A comunidade é muito sexista e tóxica para todas as garotas que começam a jogar. A cada jogo, a cada pug que entramos e falamos qualquer coisa, alguém responde de forma grosseira na maioria das vezes. Nós mulheres só temos a segurança de jogar o jogo de forma adequada e melhorar nele se estivermos com pessoas conhecidas. É preciso ter muita força para ignorar todo esse ódio que recebemos e manter nossa mente focada no nosso sonho.

Quando temos torneios [femininos], temos competitividade, chances de ganhar uma premiação e um espaço seguro onde podemos encontrar pessoas com os mesmos objetivos.

Quem me conhece sabe o quanto sou apaixonada por competir contra profissionais do sexo masculino no mesmo nível e mostrar ao mundo que as meninas podem vencer em qualquer jogo e muito mais. Por isso tenho como objetivo jogar eliminatórias e ligas abertas. Eu provo isso com minhas ações. Mas sempre foi difícil encontrar meninas tão apaixonadas por esse mesmo objetivo - outro motivo pelo qual precisamos de mais jogadoras.

Este tópico é muito mais profundo do que muitas pessoas conseguem enxergar. Há vários ignorantes que não conseguem ver as coisas pela nossa perspectiva. Os fatores pra isso acontecer são muitos - o modo de pensar, o preconceito da sociedade, até mesmo o quão diferente muitos pais criam meninos e meninas e como a maioria das meninas brinca de boneca e bola de menino.

O jogo existe há 20 anos e nunca vimos uma equipe feminina Tier 1 ou mesmo uma jogadora. Os times masculinos (com raras exceções) não tem nenhuma garota sob sua tutela, não importa o quão boa ela seja.

No geral, a razão pela qual precisamos de torneios [femininos] é o que @dymguid disse: 'É uma discriminação reversa padrão (não lembro se o termo era exatamente esse). A ideia é que o cenário feminino exista até resolvermos estes problemas. Até que não seja necessário mais'.

O Valorant é o exemplo perfeito disso. As melhores equipes femininas de CS:GO estão indo para este jogo e, se nada mudar no CS:GO, nossa cena morrerá."

É verdade que não há diferenças biológicas que impeçam homens e mulheres de competirem juntos nos esports, ao contrário do futebol e da luta, por exemplo. A existência do cenário feminino nos esports, no entanto, não tem a ver com Biologia e sim Sociologia, como evidenciou Vilga. A cena feminina existe por conta do preconceito que ainda existe com a mulher e a forma como elas são tratadas por conta disso. Não é necessário mais do que cinco segundos de pesquisa na internet para encontrarmos milhares de vídeos de mulheres sendo atacadas em jogos on line somente por serem mulheres.

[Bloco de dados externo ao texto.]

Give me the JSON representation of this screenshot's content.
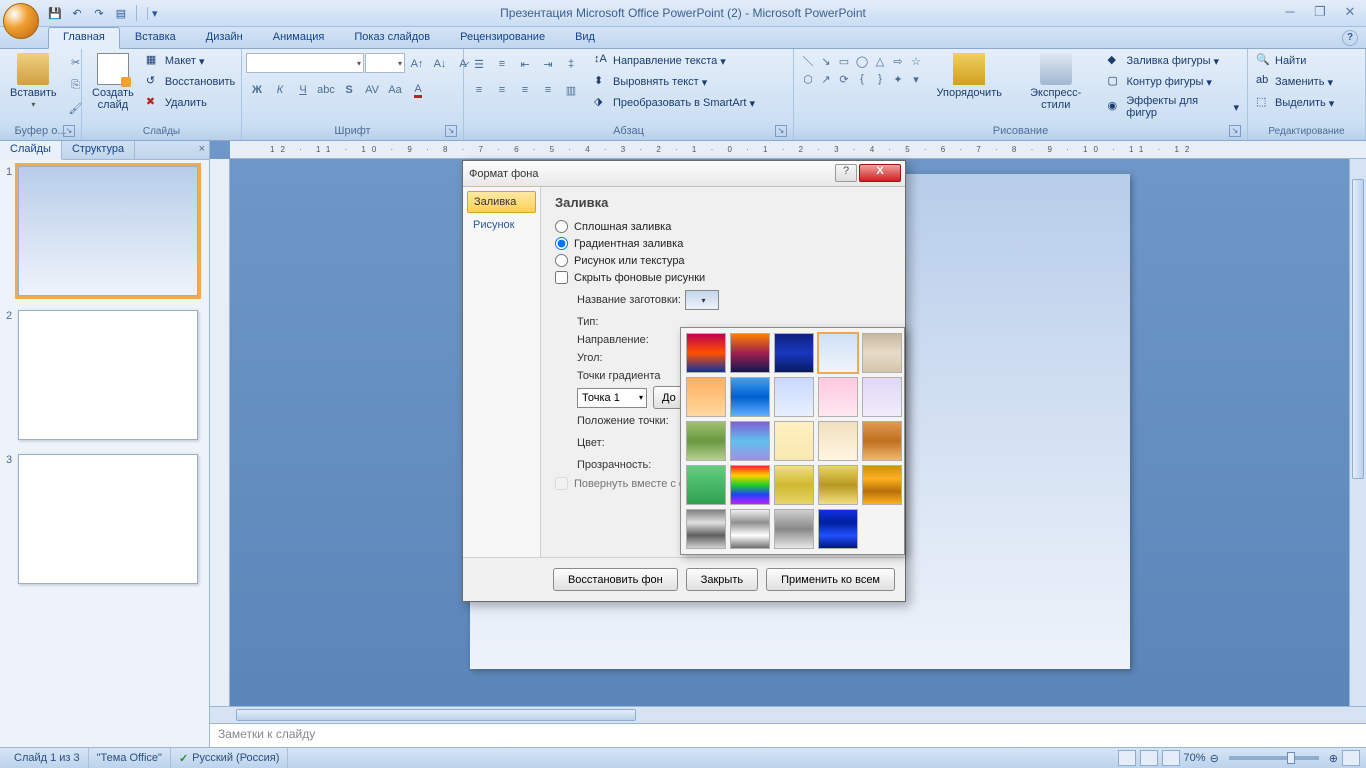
{
  "title": "Презентация Microsoft Office PowerPoint (2) - Microsoft PowerPoint",
  "tabs": [
    "Главная",
    "Вставка",
    "Дизайн",
    "Анимация",
    "Показ слайдов",
    "Рецензирование",
    "Вид"
  ],
  "active_tab": 0,
  "ribbon": {
    "clipboard": {
      "label": "Буфер о...",
      "paste": "Вставить"
    },
    "slides": {
      "label": "Слайды",
      "new": "Создать\nслайд",
      "layout": "Макет",
      "reset": "Восстановить",
      "delete": "Удалить"
    },
    "font": {
      "label": "Шрифт"
    },
    "paragraph": {
      "label": "Абзац",
      "direction": "Направление текста",
      "align": "Выровнять текст",
      "smartart": "Преобразовать в SmartArt"
    },
    "drawing": {
      "label": "Рисование",
      "arrange": "Упорядочить",
      "styles": "Экспресс-стили",
      "fill": "Заливка фигуры",
      "outline": "Контур фигуры",
      "effects": "Эффекты для фигур"
    },
    "editing": {
      "label": "Редактирование",
      "find": "Найти",
      "replace": "Заменить",
      "select": "Выделить"
    }
  },
  "pane_tabs": {
    "slides": "Слайды",
    "outline": "Структура"
  },
  "slide_numbers": [
    "1",
    "2",
    "3"
  ],
  "ruler_text": "12 · 11 · 10 · 9 · 8 · 7 · 6 · 5 · 4 · 3 · 2 · 1 · 0 · 1 · 2 · 3 · 4 · 5 · 6 · 7 · 8 · 9 · 10 · 11 · 12",
  "notes_placeholder": "Заметки к слайду",
  "status": {
    "slide": "Слайд 1 из 3",
    "theme": "\"Тема Office\"",
    "lang": "Русский (Россия)",
    "zoom": "70%"
  },
  "dialog": {
    "title": "Формат фона",
    "side": {
      "fill": "Заливка",
      "picture": "Рисунок"
    },
    "heading": "Заливка",
    "radios": {
      "solid": "Сплошная заливка",
      "gradient": "Градиентная заливка",
      "picture": "Рисунок или текстура"
    },
    "hide_bg": "Скрыть фоновые рисунки",
    "fields": {
      "preset": "Название заготовки:",
      "type": "Тип:",
      "direction": "Направление:",
      "angle": "Угол:",
      "stops": "Точки градиента",
      "stop_value": "Точка 1",
      "add": "До",
      "position": "Положение точки:",
      "color": "Цвет:",
      "transparency": "Прозрачность:"
    },
    "rotate": "Повернуть вместе с фигурой",
    "buttons": {
      "reset": "Восстановить фон",
      "close": "Закрыть",
      "apply_all": "Применить ко всем"
    }
  },
  "gradient_presets": [
    "linear-gradient(to bottom,#c00050,#ff5000,#1030a0)",
    "linear-gradient(to bottom,#ff8000,#a02050,#101850)",
    "linear-gradient(to bottom,#102080,#1838c0,#0a1860)",
    "linear-gradient(to bottom,#d0e0f5,#f0f5fc)",
    "linear-gradient(to bottom,#c8b8a0,#e8dcc8,#d4c4ac)",
    "linear-gradient(to bottom,#ffb060,#ffd8a0)",
    "linear-gradient(to bottom,#40a0f0,#0060d0,#60b0ff)",
    "linear-gradient(to bottom,#c8d8ff,#e8f0ff)",
    "linear-gradient(to bottom,#ffc8e0,#ffe8f0)",
    "linear-gradient(to bottom,#e0d8f8,#f0ecfc)",
    "linear-gradient(to bottom,#a0c070,#6a9840,#b8d090)",
    "linear-gradient(to bottom,#8060d0,#60c0f0,#a090e0)",
    "linear-gradient(to bottom,#fff0c0,#f8e8b0)",
    "linear-gradient(to bottom,#f0e0c0,#fff5e0)",
    "linear-gradient(to bottom,#e09850,#c07020,#f0b870)",
    "linear-gradient(to bottom,#60d080,#30a050)",
    "linear-gradient(to bottom,#ff2020,#ffd000,#20d020,#2040ff,#c020ff)",
    "linear-gradient(to bottom,#f0e080,#d0b830,#e8d468)",
    "linear-gradient(to bottom,#e8d860,#b89820,#f0e080)",
    "linear-gradient(to bottom,#d09010,#ffb020,#b87008,#ffb020)",
    "linear-gradient(to bottom,#808080,#e0e0e0,#606060,#d0d0d0)",
    "linear-gradient(to bottom,#f0f0f0,#909090,#ffffff,#707070)",
    "linear-gradient(to bottom,#d0d0d0,#888888,#e8e8e8)",
    "linear-gradient(to bottom,#1030e0,#0020a0,#2050ff,#001880)"
  ]
}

É por isso que é tão preocupante pensarmos que o cenário feminino, o único local em que mulheres se sentem seguras para jogar e competir, possa simplesmente acabar pois não há apoio. Curiosamente, ao menos no Brasil o cenário feminino tem mostrado evolução e e grandes campeonatos como é o caso da Grrrls League, Gamers Club Masters e mais. Ainda assim, não se trata de uma estrutura sólida o bastante que não gere preocupações como a da própria Vilga.

São muitas as cobranças em cima da Valve para que ela seja mais ativa no competitivo. Olhando o histórico da empresa diante de todos estes questionamentos e pedidos, infelizmente, é provável que o ponto do fim do cenário feminino seja somente mais um entre tantos outros sumariamente ignorados.